Result Update on IDBI Bank for 4QFY2011 with a Neutral recommendation.
For 4QFY2011, IDBI Bank posted robust net profit growth of 62.1% yoy (54% after adjusting for the merger) to `516cr. Improvement in asset quality and strong growth in non-interest income, driven by 58.2% qoq growth in fee income and 231.8% qoq growth in recovery from written-off accounts, were the key highlights of the result. We recommend a Neutral rating on the stock.
Strong advances growth; NIMs sustain above 2%: For 4QFY2011, the bank's net advances grew by robust 16.8% qoq to `1,57,098cr, while total deposits grew by 20.1% qoq to `1,80,485cr, driven by 115.4% growth in current account deposits. Savings accounts grew by 20.3% qoq and 58.6% yoy to`13,936cr in 4QFY2011. Due to the year-end surge in current account deposits, CASA ratio jumped from 15.1% in 3QFY2011 to 20.9% as of 4QFY2011. NII declined by 7.9% qoq due to the increase in cost of liabilities by 33bp to 6.73%. Consequently, reported NIM dropped from 2.28% in 3QFY2011 to 2.10% in 4QFY2011. During 4QFY2011, overall asset quality improved considerably with slippages coming down to `187cr compared to slippages of ~`694cr in 3QFY2011. Annualised slippage ratio for the quarter fell to 0.5% in 4QFY2011 compared to 2.1% in 3QFY2011.
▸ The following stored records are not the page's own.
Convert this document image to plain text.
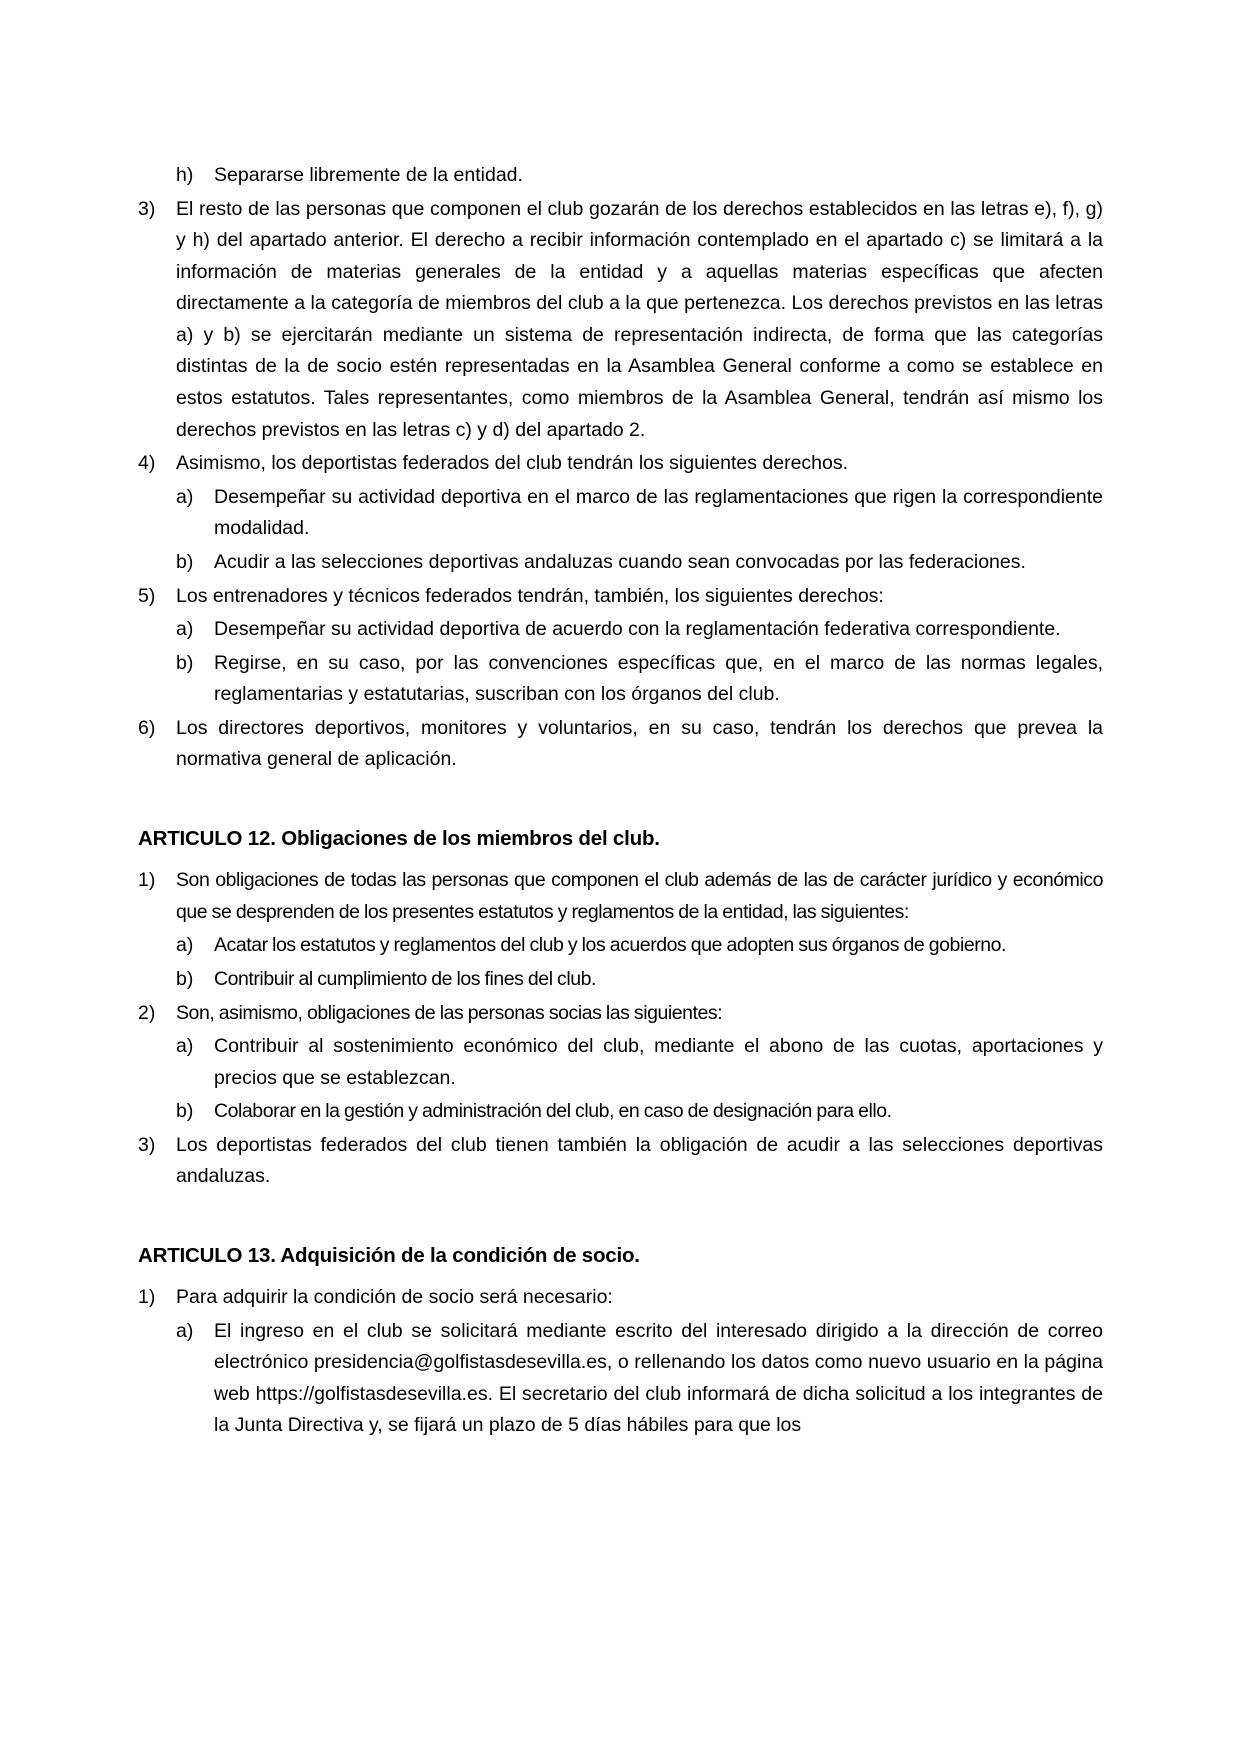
h)	Separarse libremente de la entidad.
3)	El resto de las personas que componen el club gozarán de los derechos establecidos en las letras e), f), g) y h) del apartado anterior. El derecho a recibir información contemplado en el apartado c) se limitará a la información de materias generales de la entidad y a aquellas materias específicas que afecten directamente a la categoría de miembros del club a la que pertenezca. Los derechos previstos en las letras a) y b) se ejercitarán mediante un sistema de representación indirecta, de forma que las categorías distintas de la de socio estén representadas en la Asamblea General conforme a como se establece en estos estatutos. Tales representantes, como miembros de la Asamblea General, tendrán así mismo los derechos previstos en las letras c) y d) del apartado 2.
4)	Asimismo, los deportistas federados del club tendrán los siguientes derechos.
a)	Desempeñar su actividad deportiva en el marco de las reglamentaciones que rigen la correspondiente modalidad.
b)	Acudir a las selecciones deportivas andaluzas cuando sean convocadas por las federaciones.
5)	Los entrenadores y técnicos federados tendrán, también, los siguientes derechos:
a)	Desempeñar su actividad deportiva de acuerdo con la reglamentación federativa correspondiente.
b)	Regirse, en su caso, por las convenciones específicas que, en el marco de las normas legales, reglamentarias y estatutarias, suscriban con los órganos del club.
6)	Los directores deportivos, monitores y voluntarios, en su caso, tendrán los derechos que prevea la normativa general de aplicación.
ARTICULO 12. Obligaciones de los miembros del club.
1)	Son obligaciones de todas las personas que componen el club además de las de carácter jurídico y económico que se desprenden de los presentes estatutos y reglamentos de la entidad, las siguientes:
a)	Acatar los estatutos y reglamentos del club y los acuerdos que adopten sus órganos de gobierno.
b)	Contribuir al cumplimiento de los fines del club.
2)	Son, asimismo, obligaciones de las personas socias las siguientes:
a)	Contribuir al sostenimiento económico del club, mediante el abono de las cuotas, aportaciones y precios que se establezcan.
b)	Colaborar en la gestión y administración del club, en caso de designación para ello.
3)	Los deportistas federados del club tienen también la obligación de acudir a las selecciones deportivas andaluzas.
ARTICULO 13. Adquisición de la condición de socio.
1)	Para adquirir la condición de socio será necesario:
a)	El ingreso en el club se solicitará mediante escrito del interesado dirigido a la dirección de correo electrónico presidencia@golfistasdesevilla.es, o rellenando los datos como nuevo usuario en la página web https://golfistasdesevilla.es. El secretario del club informará de dicha solicitud a los integrantes de la Junta Directiva y, se fijará un plazo de 5 días hábiles para que los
Outlook and valuation: IDBI Bank's discount to bigger PSU banks is quite low despite considerably lower RoEs, largely due to the prospect of diminishing performance gap vis-à-vis peers. We believe IDBI Bank is set to improve its credit and deposit mix going forward. However, at the CMP, the bank is trading at 1.3x FY2013E P/ABV adjusting for SASF (0.9x P/ABV without adjusting), which we believe is relatively expensive in light of cyclical headwinds. Hence, we recommend Neutral on the stock.